The broad market index ended the day up 0.1% at 5,572.85, while the Nasdaq Composite advanced 0.28% to 18,403.74. The Dow Jones Industrial Average finished 31 points lower, or 0.08%, at 39,344.79.

The S&P 500 is coming off its fourth positive week in the last five amid ongoing optimism that easing inflation — and any pockets of weakness in the economy — could lead to a Federal Reserve interest rate cut.

The June consumer price index, which will be released Thursday, could bolster those hopes if the headline number shows a slight improvement. Producer price index data will be released Friday.

Last week, labor data reflected a slightly cooling jobs market, spurring expectations of a rate cut. Although the U.S. economy added more jobs in June than anticipated, there was also an unexpected rise in the unemployment rate, to 4.1% from 4%. Traders are currently expecting two interest rate cuts in 2024, with the first in September, according to the CME FedWatch Tool.
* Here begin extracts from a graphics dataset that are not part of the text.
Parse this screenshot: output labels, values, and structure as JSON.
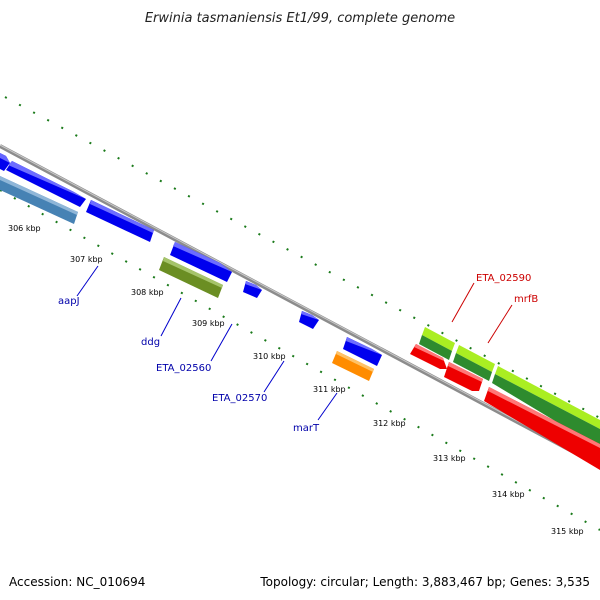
{
  "title": "Erwinia tasmaniensis Et1/99, complete genome",
  "footer": {
    "accession": "Accession: NC_010694",
    "summary": "Topology: circular; Length: 3,883,467 bp; Genes: 3,535"
  },
  "ticks": [
    "306 kbp",
    "307 kbp",
    "308 kbp",
    "309 kbp",
    "310 kbp",
    "311 kbp",
    "312 kbp",
    "313 kbp",
    "314 kbp",
    "315 kbp"
  ],
  "gene_labels": [
    {
      "text": "aapJ",
      "color": "#0000aa"
    },
    {
      "text": "ddg",
      "color": "#0000aa"
    },
    {
      "text": "ETA_02560",
      "color": "#0000aa"
    },
    {
      "text": "ETA_02570",
      "color": "#0000aa"
    },
    {
      "text": "marT",
      "color": "#0000aa"
    },
    {
      "text": "ETA_02590",
      "color": "#cc0000"
    },
    {
      "text": "mrfB",
      "color": "#cc0000"
    }
  ],
  "colors": {
    "backbone": "#8c8c8c",
    "cds_forward": "#0000ee",
    "cds_steel": "#4682b4",
    "cds_olive": "#6b8e23",
    "cds_orange": "#ff8c00",
    "cds_reverse": "#ee0000",
    "cds_green": "#2e8b2e",
    "cds_lime": "#aaee22",
    "dots": "#1a7a1a"
  }
}
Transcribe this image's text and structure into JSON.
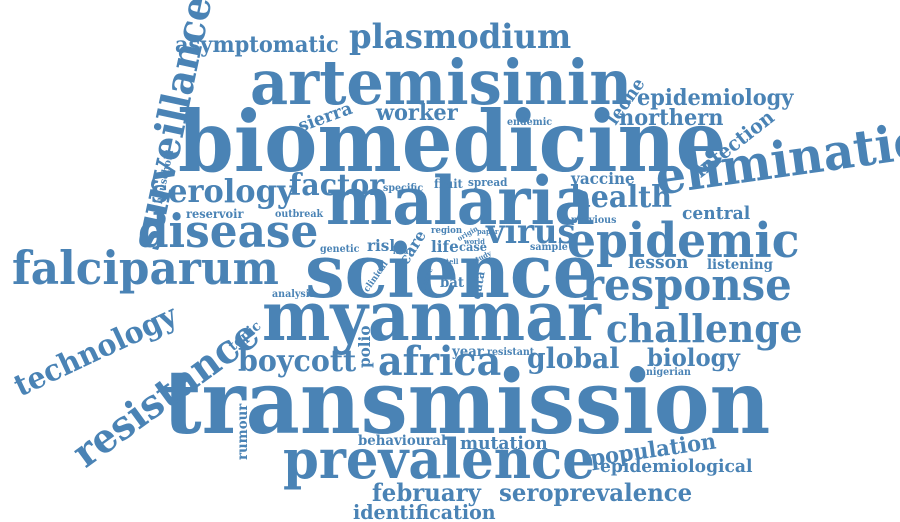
{
  "accent_color": "#4a83b5",
  "words": [
    {
      "text": "transmission"
    },
    {
      "text": "biomedicine"
    },
    {
      "text": "science"
    },
    {
      "text": "myanmar"
    },
    {
      "text": "malaria"
    },
    {
      "text": "artemisinin"
    },
    {
      "text": "prevalence"
    },
    {
      "text": "elimination"
    },
    {
      "text": "epidemic"
    },
    {
      "text": "falciparum"
    },
    {
      "text": "disease"
    },
    {
      "text": "response"
    },
    {
      "text": "challenge"
    },
    {
      "text": "surveillance"
    },
    {
      "text": "resistance"
    },
    {
      "text": "technology"
    },
    {
      "text": "plasmodium"
    },
    {
      "text": "africa"
    },
    {
      "text": "global"
    },
    {
      "text": "boycott"
    },
    {
      "text": "serology"
    },
    {
      "text": "factor"
    },
    {
      "text": "virus"
    },
    {
      "text": "health"
    },
    {
      "text": "asymptomatic"
    },
    {
      "text": "seroprevalence"
    },
    {
      "text": "february"
    },
    {
      "text": "identification"
    },
    {
      "text": "biology"
    },
    {
      "text": "epidemiology"
    },
    {
      "text": "northern"
    },
    {
      "text": "worker"
    },
    {
      "text": "population"
    },
    {
      "text": "epidemiological"
    },
    {
      "text": "infection"
    },
    {
      "text": "leone"
    },
    {
      "text": "sierra"
    },
    {
      "text": "central"
    },
    {
      "text": "lesson"
    },
    {
      "text": "listening"
    },
    {
      "text": "vaccine"
    },
    {
      "text": "mutation"
    },
    {
      "text": "behavioural"
    },
    {
      "text": "polio"
    },
    {
      "text": "rumour"
    },
    {
      "text": "topic"
    },
    {
      "text": "household"
    },
    {
      "text": "reservoir"
    },
    {
      "text": "outbreak"
    },
    {
      "text": "fruit"
    },
    {
      "text": "spread"
    },
    {
      "text": "specific"
    },
    {
      "text": "endemic"
    },
    {
      "text": "year"
    },
    {
      "text": "resistant"
    },
    {
      "text": "nigerian"
    },
    {
      "text": "analysis"
    },
    {
      "text": "risk"
    },
    {
      "text": "care"
    },
    {
      "text": "life"
    },
    {
      "text": "case"
    },
    {
      "text": "bat"
    },
    {
      "text": "data"
    },
    {
      "text": "previous"
    },
    {
      "text": "sample"
    },
    {
      "text": "genetic"
    },
    {
      "text": "region"
    },
    {
      "text": "origin"
    },
    {
      "text": "paper"
    },
    {
      "text": "world"
    },
    {
      "text": "local"
    },
    {
      "text": "clinical"
    },
    {
      "text": "cause"
    },
    {
      "text": "study"
    },
    {
      "text": "tell"
    }
  ]
}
“We believe the fundamental backdrop remains supportive for equities, driven by solid economic and earnings growth, interest rate cuts, and rising investment in AI,” UBS strategist Vincent Heaney wrote in a Monday note.

PepsiCo and Delta Air Lines are set to post results on Thursday. Then, a slew of major banks, including Citigroup and JPMorgan Chase, will kick off second-quarter earnings season on Friday.